Physics-Informed Machine Learning (PIML) with TensorLayer

In this tutorial, we show how to use the DiffEqFlux TensorLayer to solve problems in Physics Informed Machine Learning.

Let's consider the anharmonic oscillator described by the ODE

\[ẍ = - kx - αx³ - βẋ -γẋ³.\]

We first transform this second order differential equation into a system of first order differential equations for use in DiffEqFlux: We let ẋ = v then

\[ẋ = v \\ v̇ = - kx - αx³ - βv̇ -γv̇³.\]

To obtain the training data, we solve the equation of motion using one of the solvers in DifferentialEquations:

using ComponentArrays, DiffEqFlux, Optimization, OptimizationOptimisers, OrdinaryDiffEq,
      LinearAlgebra, Random
k, α, β, γ = 1, 0.1, 0.2, 0.3
tspan = (0.0, 10.0)

function dxdt_train(du, u, p, t)
    du[1] = u[2]
    du[2] = -k * u[1] - α * u[1]^3 - β * u[2] - γ * u[2]^3
end

u0 = [1.0, 0.0]
ts = collect(0.0:0.1:tspan[2])
prob_train = ODEProblem{true}(dxdt_train, u0, tspan)
data_train = Array(solve(prob_train, Tsit5(); saveat = ts))

2×101 Matrix{Float64}:
 1.0   0.994543   0.97839    0.951986  …  -0.260537  -0.249301  -0.235816
 0.0  -0.108662  -0.213651  -0.313419      0.100489   0.12388    0.145526

Now, we create a TensorLayer that will be able to perform 10th order expansions in a Legendre Basis:

A = [Basis.Legendre(10), Basis.Legendre(10)]
nn = Layers.TensorProductLayer(A, 1)
ps, st = Lux.setup(Xoshiro(0), nn)
ps = ComponentArray(ps)
nn = StatefulLuxLayer{true}(nn, nothing, st)

StatefulLuxLayer{true}(
    TensorProductLayer(
        dense = Dense(100 => 1, use_bias=false),  # 100 parameters
    ),
)         # Total: 100 parameters,
          #        plus 0 states.

and we also instantiate the model we are trying to learn, “informing” the neural about the ∝x and ∝v dependencies in the equation of motion:

f = x -> min(30one(x), x)

function dxdt_pred(du, u, p, t)
    du[1] = u[2]
    du[2] = -p.p_model[1] * u[1] - p.p_model[2] * u[2] + f(nn(u, p.ps)[1])
end

p_model = zeros(2)
α = ComponentArray(; p_model, ps = ps .* 0)

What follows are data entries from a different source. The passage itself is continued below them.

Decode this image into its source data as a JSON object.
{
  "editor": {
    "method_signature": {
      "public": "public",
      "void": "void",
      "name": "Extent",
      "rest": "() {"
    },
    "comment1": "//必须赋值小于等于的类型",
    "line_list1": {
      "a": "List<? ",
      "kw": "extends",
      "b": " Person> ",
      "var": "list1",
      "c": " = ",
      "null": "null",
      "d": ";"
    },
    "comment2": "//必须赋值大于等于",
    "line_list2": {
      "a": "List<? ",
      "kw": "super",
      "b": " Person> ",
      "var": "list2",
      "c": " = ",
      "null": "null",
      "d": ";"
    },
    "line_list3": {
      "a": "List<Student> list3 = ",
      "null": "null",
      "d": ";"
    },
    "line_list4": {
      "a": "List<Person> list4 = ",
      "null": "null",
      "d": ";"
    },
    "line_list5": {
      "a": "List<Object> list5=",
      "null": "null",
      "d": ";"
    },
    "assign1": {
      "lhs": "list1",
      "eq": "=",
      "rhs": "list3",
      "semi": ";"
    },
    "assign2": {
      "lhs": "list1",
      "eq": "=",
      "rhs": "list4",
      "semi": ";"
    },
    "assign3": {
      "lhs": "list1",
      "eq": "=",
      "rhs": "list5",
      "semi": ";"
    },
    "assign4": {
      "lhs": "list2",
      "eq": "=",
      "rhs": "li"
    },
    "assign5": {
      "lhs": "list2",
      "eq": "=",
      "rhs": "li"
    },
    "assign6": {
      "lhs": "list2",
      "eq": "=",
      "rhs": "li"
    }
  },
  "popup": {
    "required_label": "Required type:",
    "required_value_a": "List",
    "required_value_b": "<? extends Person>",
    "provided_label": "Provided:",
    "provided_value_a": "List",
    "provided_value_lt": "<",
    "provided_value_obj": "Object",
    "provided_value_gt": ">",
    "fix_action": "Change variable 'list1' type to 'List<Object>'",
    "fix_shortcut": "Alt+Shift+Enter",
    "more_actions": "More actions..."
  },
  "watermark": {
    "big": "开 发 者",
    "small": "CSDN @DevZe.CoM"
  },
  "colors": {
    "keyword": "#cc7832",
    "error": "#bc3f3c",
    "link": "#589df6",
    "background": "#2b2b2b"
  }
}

prob_pred = ODEProblem{true}(dxdt_pred, u0, tspan, α)

ODEProblem with uType Vector{Float64} and tType Float64. In-place: true
Non-trivial mass matrix: false
timespan: (0.0, 10.0)
u0: 2-element Vector{Float64}:
 1.0
 0.0

Note that we introduced a “cap” in the neural network term to avoid instabilities in the solution of the ODE. We also initialized the vector of parameters to zero in order to obtain a faster convergence for this particular example.

Finally, we introduce the corresponding loss function:

function predict_adjoint(θ)
    x = Array(solve(prob_pred, Tsit5(); p = θ, saveat = ts,
        sensealg = InterpolatingAdjoint(; autojacvec = ReverseDiffVJP(true))))
end

function loss_adjoint(θ)
    x = predict_adjoint(θ)
    loss = sum(norm.(x - data_train))
    return loss
end

iter = 0
function callback(θ, l)
    global iter
    iter += 1
    if iter % 10 == 0
        println(l)
    end
    return false
end

callback (generic function with 1 method)

and we train the network using two rounds of Adam:

adtype = Optimization.AutoZygote()
optf = Optimization.OptimizationFunction((x, p) -> loss_adjoint(x), adtype)
optprob = Optimization.OptimizationProblem(optf, α)
res1 = Optimization.solve(
    optprob, OptimizationOptimisers.Adam(0.05); callback = callback, maxiters = 150)

optprob2 = Optimization.OptimizationProblem(optf, res1.u)
res2 = Optimization.solve(
    optprob2, OptimizationOptimisers.Adam(0.001); callback = callback, maxiters = 150)
opt = res2.u

ComponentVector{Float64}(p_model = [0.47658554499168365, 0.2260932545014998], ps = (weight = [-0.07476951960452112 -0.2260932545014998 … -0.3066882889342587 -0.12006289208667398]))

We plot the results, and we obtain a fairly accurate learned model:

using Plots
data_pred = predict_adjoint(res1.u)
plot(ts, data_train[1, :]; label = "X (ODE)")
plot!(ts, data_train[2, :]; label = "V (ODE)")
plot!(ts, data_pred[1, :]; label = "X (NN)")
plot!(ts, data_pred[2, :]; label = "V (NN)")